Z punktu widzenia notowanych na giełdzie przetwórców obserwowane wzrosty cen drewna nie stanowią problemu, czego nie można jednak powiedzieć o innych kosztach. – Forte, jeśli już kupuje surowiec z Lasów Państwowych, to w niewielkich ilościach. Do produkcji płyt wiórowych wykorzystuje się głównie drewno odpadowe czy zrzyny. Tutaj też obserwowane są wzrosty cen, choć duże zapotrzebowanie na meble i produkty przemysłowe w okresie pandemii pozwala ten wzrost przenosić na klientów. Spółka od ok. dwóch lat przetwarza też odpady z własnej produkcji meblowej, co pozwala ograniczać to ryzyko. Większy problem dotyczy obecnie wzrostów kosztów chemikaliów, w szczególności mocznika – wyjaśnia analityk.
Szef Forte Maciej Formanowicz nie ukrywa, że wzrost kosztów produkcji jest coraz bardziej odczuwalny. – Muszę przyznać, że w swojej wieloletniej pracy w meblarstwie nigdy nie spotkałem się z tak szeroką i jednoczesną podwyżką kosztów wytworzenia, jaką obserwujemy od początku roku. W ostatnim czasie istotnie wzrosły ceny właściwie wszystkich surowców do produkcji.
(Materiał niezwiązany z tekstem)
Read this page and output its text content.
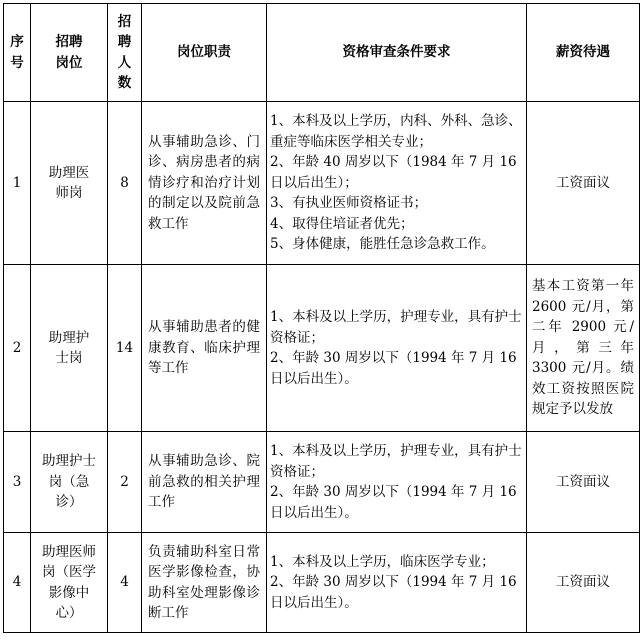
序号	招聘岗位	招聘人数	岗位职责	资格审查条件要求	薪资待遇
1	助理医师岗	8	从事辅助急诊、门诊、病房患者的病情诊疗和治疗计划的制定以及院前急救工作	1、本科及以上学历，内科、外科、急诊、重症等临床医学相关专业；
2、年龄 40 周岁以下（1984 年 7 月 16 日以后出生）；
3、有执业医师资格证书；
4、取得住培证者优先；
5、身体健康，能胜任急诊急救工作。	工资面议
2	助理护士岗	14	从事辅助患者的健康教育、临床护理等工作	1、本科及以上学历，护理专业，具有护士资格证；
2、年龄 30 周岁以下（1994 年 7 月 16 日以后出生）。	基本工资第一年 2600 元/月，第二年 2900 元/月，第三年 3300 元/月。绩效工资按照医院规定予以发放
3	助理护士岗（急诊）	2	从事辅助急诊、院前急救的相关护理工作	1、本科及以上学历，护理专业，具有护士资格证；
2、年龄 30 周岁以下（1994 年 7 月 16 日以后出生）。	工资面议
4	助理医师岗（医学影像中心）	4	负责辅助科室日常医学影像检查，协助科室处理影像诊断工作	1、本科及以上学历，临床医学专业；
2、年龄 30 周岁以下（1994 年 7 月 16 日以后出生）。	工资面议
W branży rośnie niepokój, bo kresu podwyżek nie widać, a z zagranicznymi kontrahentami trzeba właśnie negocjować nowe umowy uwzględniające szybujące w górę koszty – wyjaśnia.
Forte jest jednak w o tyle komfortowej sytuacji, o ile posiada własną fabrykę surowca, która w całości zaspokaja zapotrzebowanie firmy na surową płytę wiórową. Dzięki temu uniezależnia się od dyktatu cen wielkich koncernów płytowych. Część własnej produkcji spółka sprzedaje nawet na rynku.